Though the Davises know well how easily even the closest relationships can go awry when two people go into business together, they're confident it's a team that will last.

"Seth and I have always, except for a period during his teenage years, had a very close and unique relationship," Rhonda Davis said. "The very worst thing that could happen, we decided [when we started the business], was that it would fail and we'd each have to get a real job."

The partners early on divided their responsibilities according to expertise. Rhonda Davis, who is divorced, worked for 18 years at the Van Nuys-based claims adjustment firm of Schiffrin, Gagnon & Dickey. She handles most of the company's investigations and consulting work, though her son, who also has experience as a claims adjuster, pitches in.

Seth Davis uses the knowledge he gained while earning a bachelor's degree in business at Pepperdine, as well as marketing expertise he acquired during a stint at his mother's old employer, to oversee other aspects of the business--such as accounting, marketing and client development.

The Davises declined to provide figures for their business, but Seth Davis said revenue doubled in its second year in operation and the company is in the black. They recently hired their first employee, and Seth's younger brother Bryan Davis also works for the company.

Davis Risk Services was named Outstanding Small Business of the Year 2000 by the United Chambers of Commerce of the San Fernando Valley, a group that works in the common interests of 23 separate chambers throughout the Valley area.

"We think this individual [Seth Davis] is exemplary," said Bill Powers, vice chairman of the United Chambers and head of the committee that served as judges for the organization's annual awards ceremony. "He's overcoming a physical ailment and doing good for the community, and from what we hear, in an ethical way."

Seth was born with multiple sclerosis, a disease of the central nervous system whose symptoms vary widely, sometimes occurring only in specific episodes.

Among his other professional and charitable activities, Davis is active with the National Multiple Sclerosis Society. He is also president-elect of the Encino Chamber of Commerce.

"If anything, the M.S. has kind of sped me up," Davis said. "I don't know what my time frame is, as far as when I'm going to have another episode. So I'm trying to cram it all in."

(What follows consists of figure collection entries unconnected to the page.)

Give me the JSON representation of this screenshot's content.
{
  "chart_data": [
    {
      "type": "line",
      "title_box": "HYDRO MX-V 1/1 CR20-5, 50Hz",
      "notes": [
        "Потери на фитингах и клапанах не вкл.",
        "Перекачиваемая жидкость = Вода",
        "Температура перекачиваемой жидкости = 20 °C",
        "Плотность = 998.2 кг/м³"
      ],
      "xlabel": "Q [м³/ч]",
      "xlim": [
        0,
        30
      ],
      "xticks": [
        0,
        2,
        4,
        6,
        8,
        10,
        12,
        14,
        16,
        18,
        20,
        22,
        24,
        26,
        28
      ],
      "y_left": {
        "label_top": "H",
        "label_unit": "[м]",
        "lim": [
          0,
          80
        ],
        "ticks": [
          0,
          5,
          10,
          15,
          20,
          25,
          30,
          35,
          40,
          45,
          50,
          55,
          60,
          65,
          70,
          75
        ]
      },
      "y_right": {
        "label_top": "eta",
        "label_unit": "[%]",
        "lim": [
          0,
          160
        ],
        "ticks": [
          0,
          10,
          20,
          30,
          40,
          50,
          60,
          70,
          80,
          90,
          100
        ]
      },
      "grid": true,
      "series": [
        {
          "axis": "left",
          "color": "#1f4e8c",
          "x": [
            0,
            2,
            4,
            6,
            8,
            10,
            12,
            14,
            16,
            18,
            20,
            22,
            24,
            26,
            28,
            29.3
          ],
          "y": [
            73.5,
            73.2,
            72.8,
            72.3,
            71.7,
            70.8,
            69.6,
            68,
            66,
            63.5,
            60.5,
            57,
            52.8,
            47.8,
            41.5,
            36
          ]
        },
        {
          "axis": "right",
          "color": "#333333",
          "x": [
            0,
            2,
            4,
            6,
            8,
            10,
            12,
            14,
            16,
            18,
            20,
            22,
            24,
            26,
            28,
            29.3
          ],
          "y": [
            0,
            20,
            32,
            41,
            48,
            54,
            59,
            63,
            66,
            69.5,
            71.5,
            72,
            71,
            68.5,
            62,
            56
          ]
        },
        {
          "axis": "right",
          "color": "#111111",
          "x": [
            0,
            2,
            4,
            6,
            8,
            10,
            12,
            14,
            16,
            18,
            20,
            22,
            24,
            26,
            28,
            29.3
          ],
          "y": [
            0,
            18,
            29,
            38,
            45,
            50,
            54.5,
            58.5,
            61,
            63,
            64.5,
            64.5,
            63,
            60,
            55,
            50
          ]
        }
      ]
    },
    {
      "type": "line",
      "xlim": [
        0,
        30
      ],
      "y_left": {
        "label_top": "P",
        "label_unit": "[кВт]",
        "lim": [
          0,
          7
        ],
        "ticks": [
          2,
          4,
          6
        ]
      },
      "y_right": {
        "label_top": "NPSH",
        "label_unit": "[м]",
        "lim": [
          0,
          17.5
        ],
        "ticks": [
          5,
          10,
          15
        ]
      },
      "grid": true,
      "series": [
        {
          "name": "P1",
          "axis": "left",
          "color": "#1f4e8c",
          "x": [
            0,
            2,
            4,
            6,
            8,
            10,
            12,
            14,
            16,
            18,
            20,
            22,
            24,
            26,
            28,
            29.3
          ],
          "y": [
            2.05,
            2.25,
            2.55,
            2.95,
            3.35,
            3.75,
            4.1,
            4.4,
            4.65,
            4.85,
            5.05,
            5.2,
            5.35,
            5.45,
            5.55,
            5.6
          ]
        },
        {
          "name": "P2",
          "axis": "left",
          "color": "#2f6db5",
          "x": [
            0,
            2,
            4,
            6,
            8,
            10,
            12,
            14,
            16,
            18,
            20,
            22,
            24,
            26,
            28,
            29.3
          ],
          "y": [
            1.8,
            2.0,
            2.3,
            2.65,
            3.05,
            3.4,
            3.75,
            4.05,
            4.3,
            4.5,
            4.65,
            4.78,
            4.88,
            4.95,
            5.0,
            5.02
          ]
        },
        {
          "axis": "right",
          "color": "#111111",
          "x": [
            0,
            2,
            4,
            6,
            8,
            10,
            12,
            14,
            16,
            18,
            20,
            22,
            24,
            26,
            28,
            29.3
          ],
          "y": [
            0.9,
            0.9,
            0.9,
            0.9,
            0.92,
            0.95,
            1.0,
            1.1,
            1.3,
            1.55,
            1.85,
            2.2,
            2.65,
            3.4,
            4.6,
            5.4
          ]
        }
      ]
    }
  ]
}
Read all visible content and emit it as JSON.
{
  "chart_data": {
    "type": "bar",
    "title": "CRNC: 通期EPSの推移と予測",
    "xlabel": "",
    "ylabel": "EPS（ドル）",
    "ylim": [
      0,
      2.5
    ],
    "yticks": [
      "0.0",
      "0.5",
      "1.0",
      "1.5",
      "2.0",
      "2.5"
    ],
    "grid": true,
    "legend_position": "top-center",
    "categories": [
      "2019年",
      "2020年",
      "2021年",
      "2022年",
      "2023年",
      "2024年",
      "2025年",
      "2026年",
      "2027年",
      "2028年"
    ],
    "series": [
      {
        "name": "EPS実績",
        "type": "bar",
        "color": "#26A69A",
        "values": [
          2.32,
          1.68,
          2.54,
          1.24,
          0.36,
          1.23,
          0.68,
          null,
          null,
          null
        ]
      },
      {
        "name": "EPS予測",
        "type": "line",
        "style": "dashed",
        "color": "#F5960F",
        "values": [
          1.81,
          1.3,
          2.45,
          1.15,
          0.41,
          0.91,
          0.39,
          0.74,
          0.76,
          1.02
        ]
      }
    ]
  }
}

Although mother-son business partnerships are relatively unusual, those between friends and family members are not. The partnership remains a common type of start-up business arrangement for a variety of reasons, experts say. Having a partner spreads risk, adds expertise, boosts financial resources and sometimes has tax benefits.

Because the Internal Revenue Service taxes partners as individuals, partners whose business is losing money can write off their losses on their own tax returns--something corporate shareholders can't do.

But there are profound disadvantages as well, notably the principle of unlimited liability.

If one partner in a business rings up debts in the name of the business, the other is liable to pay those debts even if he or she knew nothing about them. Obviously, this makes it very important to find a trustworthy partner.

"Partnerships are not only a legal entity but an amalgamation made up of human beings, with all the weaknesses of human beings," said John Tumpak, director of public affairs for the Glendale Small Business Administration branch and an instructor on small-business issues at Glendale Community College. "It's nothing but a business marriage, really."

Even partnerships between family members can be dangerous, experts say. Tumpak cites the case of a man he knows who got into a partnership with his half-brother, only to discover that his relative was skimming money.

A nasty lawsuit resulted, not only splitting apart the business but also deeply dividing the entire family.